Adaptive Anytime Multi-Agent Path Finding Using Bandit-Based Large Neighborhood Search
Thomy Phan, Taoan Huang, Bistra Dilkina, Sven Koenig
TL;DR
BALANCE addresses the scalability bottleneck in Anytime MAPF by introducing a bi-level bandit framework that adaptively selects destroy heuristics and neighborhood sizes during Large Neighborhood Search. The top-level bandit chooses a destroy heuristic $H\in\mathcal{H}$, while a bottom-level bandit per $H$ selects an exponent $e$ to determine $N=2^{e}$, with rewards defined as the cost improvement $x_k=\max\{0,c(P)-c(P^{+})\}$. Instantiations using Roulette Wheel, UCB1, and Thompson Sampling demonstrate that online, reward-driven adaptation significantly improves performance across benchmark maps, with BALANCE-TS often yielding the best results and reducing dependence on prior tuning. Across large-scale MAPF scenarios, BALANCE achieves cost improvements of at least 50% over state-of-the-art baselines, illustrating strong practical impact and the viability of online bandit-based adaptation for complex multi-agent planning.
Abstract
Anytime multi-agent path finding (MAPF) is a promising approach to scalable path optimization in large-scale multi-agent systems. State-of-the-art anytime MAPF is based on Large Neighborhood Search (LNS), where a fast initial solution is iteratively optimized by destroying and repairing a fixed number of parts, i.e., the neighborhood, of the solution, using randomized destroy heuristics and prioritized planning.
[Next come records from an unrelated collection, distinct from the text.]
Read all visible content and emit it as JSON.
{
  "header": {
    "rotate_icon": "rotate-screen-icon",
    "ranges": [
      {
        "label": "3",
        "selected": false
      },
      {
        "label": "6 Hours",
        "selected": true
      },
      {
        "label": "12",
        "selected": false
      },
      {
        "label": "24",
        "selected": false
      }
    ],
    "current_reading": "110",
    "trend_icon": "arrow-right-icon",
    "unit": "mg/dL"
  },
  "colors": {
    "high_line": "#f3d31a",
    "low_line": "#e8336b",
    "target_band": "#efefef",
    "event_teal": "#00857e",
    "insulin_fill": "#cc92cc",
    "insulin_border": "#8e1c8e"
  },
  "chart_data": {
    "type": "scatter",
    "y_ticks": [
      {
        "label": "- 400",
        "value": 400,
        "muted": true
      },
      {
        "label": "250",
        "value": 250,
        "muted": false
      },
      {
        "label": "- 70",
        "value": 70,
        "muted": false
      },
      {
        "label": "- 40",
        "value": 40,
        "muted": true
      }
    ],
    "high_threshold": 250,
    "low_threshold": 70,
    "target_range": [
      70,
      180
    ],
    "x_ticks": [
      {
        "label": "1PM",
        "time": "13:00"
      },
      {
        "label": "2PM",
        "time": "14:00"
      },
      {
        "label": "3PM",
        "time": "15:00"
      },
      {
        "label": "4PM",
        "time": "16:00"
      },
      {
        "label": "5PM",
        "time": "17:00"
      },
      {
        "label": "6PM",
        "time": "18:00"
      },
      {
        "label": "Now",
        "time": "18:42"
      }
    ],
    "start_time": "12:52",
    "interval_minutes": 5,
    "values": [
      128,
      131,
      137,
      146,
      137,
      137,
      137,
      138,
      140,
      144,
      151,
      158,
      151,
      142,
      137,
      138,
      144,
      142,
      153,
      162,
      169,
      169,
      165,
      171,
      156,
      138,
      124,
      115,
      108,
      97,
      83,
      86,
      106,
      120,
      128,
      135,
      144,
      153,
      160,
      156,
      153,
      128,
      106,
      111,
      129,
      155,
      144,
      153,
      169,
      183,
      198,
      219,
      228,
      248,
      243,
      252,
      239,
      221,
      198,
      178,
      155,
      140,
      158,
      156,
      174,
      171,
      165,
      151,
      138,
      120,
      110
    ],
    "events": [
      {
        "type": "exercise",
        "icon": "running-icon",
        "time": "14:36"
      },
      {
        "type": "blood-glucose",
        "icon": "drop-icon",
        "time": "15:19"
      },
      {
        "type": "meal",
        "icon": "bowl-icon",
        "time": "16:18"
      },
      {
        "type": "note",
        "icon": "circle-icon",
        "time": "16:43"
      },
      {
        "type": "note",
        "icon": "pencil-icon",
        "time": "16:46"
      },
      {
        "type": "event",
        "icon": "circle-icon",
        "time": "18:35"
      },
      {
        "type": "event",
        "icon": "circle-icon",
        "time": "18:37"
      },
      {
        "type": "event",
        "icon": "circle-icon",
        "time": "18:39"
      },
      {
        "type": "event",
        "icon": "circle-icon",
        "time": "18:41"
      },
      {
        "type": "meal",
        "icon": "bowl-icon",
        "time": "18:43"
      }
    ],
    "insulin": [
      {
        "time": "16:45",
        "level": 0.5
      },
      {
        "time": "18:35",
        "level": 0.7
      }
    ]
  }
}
Despite their recent success in various MAPF instances, current LNS-based approaches lack exploration and flexibility due to greedy optimization with a fixed neighborhood size which can lead to low quality solutions in general. So far, these limitations have been addressed with extensive prior effort in tuning or offline machine learning beyond actual planning. In this paper, we focus on online learning in LNS and propose Bandit-based Adaptive LArge Neighborhood search Combined with Exploration (BALANCE). BALANCE uses a bi-level multi-armed bandit scheme to adapt the selection of destroy heuristics and neighborhood sizes on the fly during search. We evaluate BALANCE on multiple maps from the MAPF benchmark set and empirically demonstrate cost improvements of at least 50% compared to state-of-the-art anytime MAPF in large-scale scenarios. We find that Thompson Sampling performs particularly well compared to alternative multi-armed bandit algorithms.